RTC sets criteria for future projects
Friday, Jan. 10, 2003 | 9:40 a.m.
In a city whose population grows by 70,000 people a year, transportation is one of the problems growing just as fast.
The Regional Transportation Commission of Southern Nevada moved Thursday to set up a system that commission staff and board members hope will help select those road and mass transit projects that will help the most.
The board met for three hours in a "strategic planning retreat" in an RTC meeting room. The product of their discussion: a list of criteria for new projects and a greater emphasis on truly regional projects.
And the twin issues of improved air quality and reduced traffic congestion will govern consideration of new transportation projects, staff said.
"You can't even be considered as a project without considering them," RTC General Manager Jacob Snow said.

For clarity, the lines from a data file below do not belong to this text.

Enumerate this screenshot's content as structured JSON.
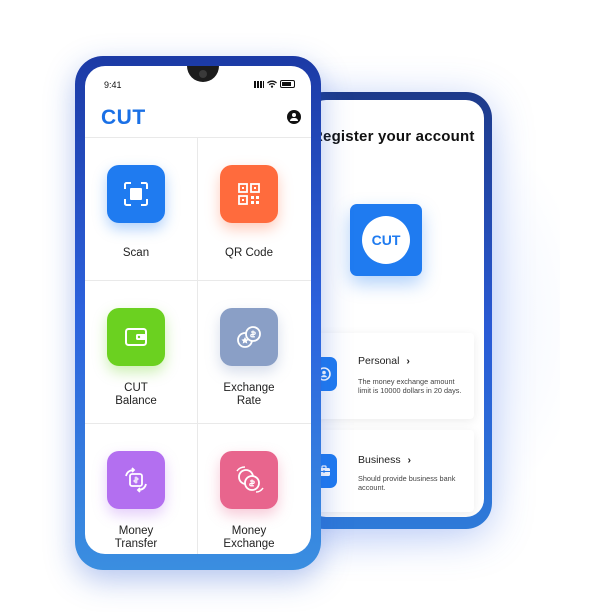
{
  "front": {
    "status_time": "9:41",
    "brand": "CUT",
    "tiles": [
      {
        "label": "Scan",
        "color": "#1f7bf0",
        "icon": "scan-icon"
      },
      {
        "label": "QR Code",
        "color": "#ff6b3d",
        "icon": "qr-code-icon"
      },
      {
        "label": "CUT\nBalance",
        "color": "#6bd120",
        "icon": "wallet-icon"
      },
      {
        "label": "Exchange\nRate",
        "color": "#8a9fc6",
        "icon": "coins-icon"
      },
      {
        "label": "Money\nTransfer",
        "color": "#b36ff0",
        "icon": "transfer-icon"
      },
      {
        "label": "Money\nExchange",
        "color": "#e8658d",
        "icon": "exchange-icon"
      }
    ]
  },
  "back": {
    "title": "Register your account",
    "logo_text": "CUT",
    "personal": {
      "title": "Personal",
      "description": "The money exchange amount limit is 10000 dollars in 20 days."
    },
    "business": {
      "title": "Business",
      "description": "Should provide business bank account."
    }
  }
}
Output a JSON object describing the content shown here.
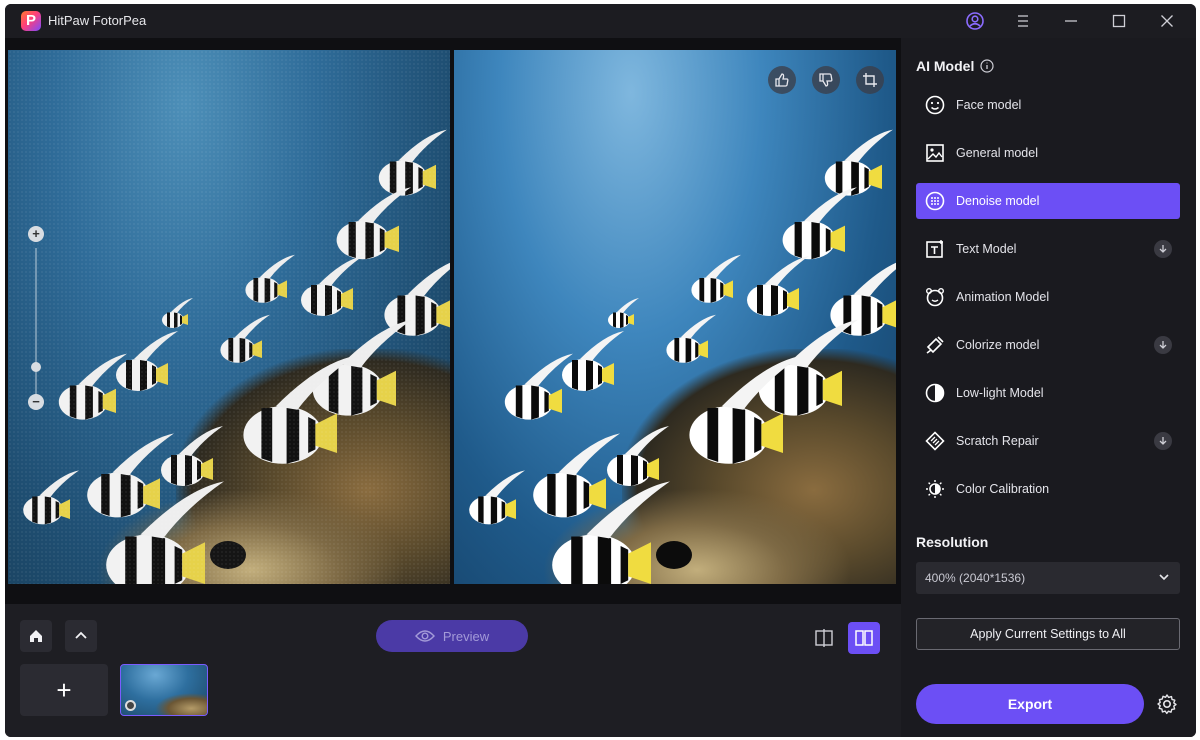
{
  "app": {
    "title": "HitPaw FotorPea",
    "logo_letter": "P"
  },
  "canvas": {
    "zoom_in_label": "+",
    "zoom_out_label": "−"
  },
  "bottom_bar": {
    "preview_label": "Preview",
    "add_label": "+"
  },
  "panel": {
    "ai_model_title": "AI Model",
    "models": [
      {
        "label": "Face model",
        "icon": "face-icon",
        "active": false,
        "download": false
      },
      {
        "label": "General model",
        "icon": "image-icon",
        "active": false,
        "download": false
      },
      {
        "label": "Denoise model",
        "icon": "denoise-icon",
        "active": true,
        "download": false
      },
      {
        "label": "Text Model",
        "icon": "text-icon",
        "active": false,
        "download": true
      },
      {
        "label": "Animation Model",
        "icon": "animation-icon",
        "active": false,
        "download": false
      },
      {
        "label": "Colorize model",
        "icon": "colorize-icon",
        "active": false,
        "download": true
      },
      {
        "label": "Low-light Model",
        "icon": "lowlight-icon",
        "active": false,
        "download": false
      },
      {
        "label": "Scratch Repair",
        "icon": "scratch-icon",
        "active": false,
        "download": true
      },
      {
        "label": "Color Calibration",
        "icon": "color-calibration-icon",
        "active": false,
        "download": false
      }
    ],
    "resolution_title": "Resolution",
    "resolution_value": "400% (2040*1536)",
    "apply_label": "Apply Current Settings to All",
    "export_label": "Export"
  },
  "colors": {
    "accent": "#6c4ff5",
    "background": "#161619",
    "panel": "#1a1a1f"
  }
}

The RTC will screen new transportation programs with the following criteria: the effect a project would have on air quality; the effect the project would have on traffic volume in a given area now, in five years and in 10 years; and the effect the project would have on travel time for commuters.
Projects also will receive priority for funding based on several criteria, including the safety of a project, how well the project connects with other transportation points, how soon the project can be developed, and the overall benefit versus cost of the project.

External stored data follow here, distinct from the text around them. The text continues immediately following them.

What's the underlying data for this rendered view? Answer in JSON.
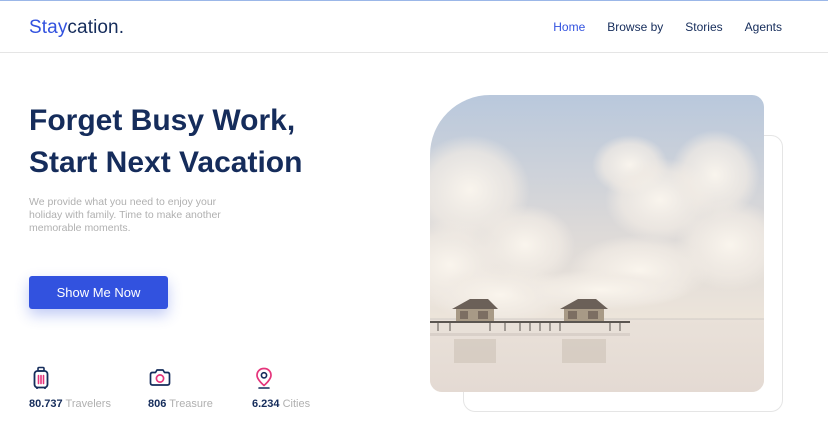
{
  "brand": {
    "accent_part": "Stay",
    "rest_part": "cation."
  },
  "nav": {
    "items": [
      {
        "label": "Home",
        "active": true
      },
      {
        "label": "Browse by",
        "active": false
      },
      {
        "label": "Stories",
        "active": false
      },
      {
        "label": "Agents",
        "active": false
      }
    ]
  },
  "hero": {
    "title_line1": "Forget Busy Work,",
    "title_line2": "Start Next Vacation",
    "description": "We provide what you need to enjoy your holiday with family. Time to make another memorable moments.",
    "cta_label": "Show Me Now"
  },
  "stats": [
    {
      "number": "80.737",
      "label": "Travelers",
      "icon": "luggage-icon"
    },
    {
      "number": "806",
      "label": "Treasure",
      "icon": "camera-icon"
    },
    {
      "number": "6.234",
      "label": "Cities",
      "icon": "location-pin-icon"
    }
  ],
  "colors": {
    "primary": "#3252df",
    "navy": "#152c5b",
    "gray_text": "#b0b0b0",
    "icon_pink": "#e5347b"
  }
}
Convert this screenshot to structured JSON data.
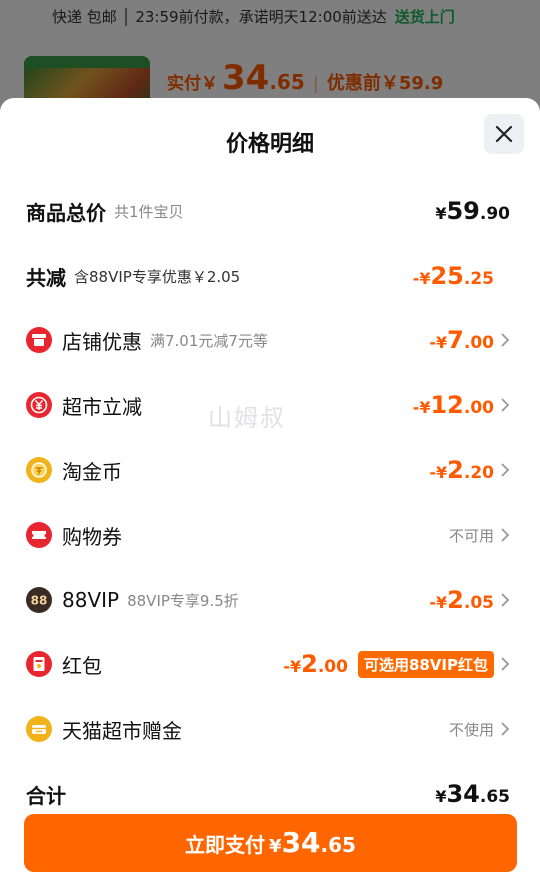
{
  "background": {
    "shipping_line": "快递 包邮 │ 23:59前付款，承诺明天12:00前送达",
    "delivery_tag": "送货上门",
    "paid_label": "实付￥",
    "paid_int": "34",
    "paid_dec": ".65",
    "before_discount": "优惠前￥59.9"
  },
  "sheet": {
    "title": "价格明细",
    "close_icon": "close-icon",
    "total": {
      "label": "商品总价",
      "sub": "共1件宝贝",
      "currency": "¥",
      "int": "59",
      "dec": ".90"
    },
    "discount_total": {
      "label": "共减",
      "sub": "含88VIP专享优惠￥2.05",
      "currency": "-¥",
      "int": "25",
      "dec": ".25"
    },
    "items": [
      {
        "label": "店铺优惠",
        "sub": "满7.01元减7元等",
        "icon": "shop-icon",
        "currency": "-¥",
        "int": "7",
        "dec": ".00"
      },
      {
        "label": "超市立减",
        "sub": "",
        "icon": "yuan-icon",
        "currency": "-¥",
        "int": "12",
        "dec": ".00"
      },
      {
        "label": "淘金币",
        "sub": "",
        "icon": "coin-icon",
        "currency": "-¥",
        "int": "2",
        "dec": ".20"
      },
      {
        "label": "购物券",
        "sub": "",
        "icon": "ticket-icon",
        "status": "不可用"
      },
      {
        "label": "88VIP",
        "sub": "88VIP专享9.5折",
        "icon": "vip-88-icon",
        "currency": "-¥",
        "int": "2",
        "dec": ".05"
      },
      {
        "label": "红包",
        "sub": "",
        "icon": "red-packet-icon",
        "currency": "-¥",
        "int": "2",
        "dec": ".00",
        "badge": "可选用88VIP红包"
      },
      {
        "label": "天猫超市赠金",
        "sub": "",
        "icon": "gift-money-icon",
        "status": "不使用"
      }
    ],
    "sum": {
      "label": "合计",
      "currency": "¥",
      "int": "34",
      "dec": ".65"
    },
    "watermark": "山姆叔",
    "pay_button": {
      "label": "立即支付",
      "currency": "¥",
      "int": "34",
      "dec": ".65"
    }
  },
  "colors": {
    "accent": "#ff5a00",
    "pay_button": "#ff6600",
    "icon_red": "#e8262f",
    "icon_gold": "#f2b21a",
    "icon_dark": "#3a2c24"
  }
}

Snow said the criteria-based system will help his staff determine what projects will come and how much money they will get.
"We've got direction from the commission on how they want us to set policy," he said.
RTC Chairman and Clark County Commissioner Bruce Woodbury said the planning session was "a good dialogue."
"We have an agreement that the need to be more criteria based, maybe a little less parochial," he said.
He said the criteria need to be tempered with a sense of fairness, because everyone in the county pays for the RTC so all should benefit from transportation projects.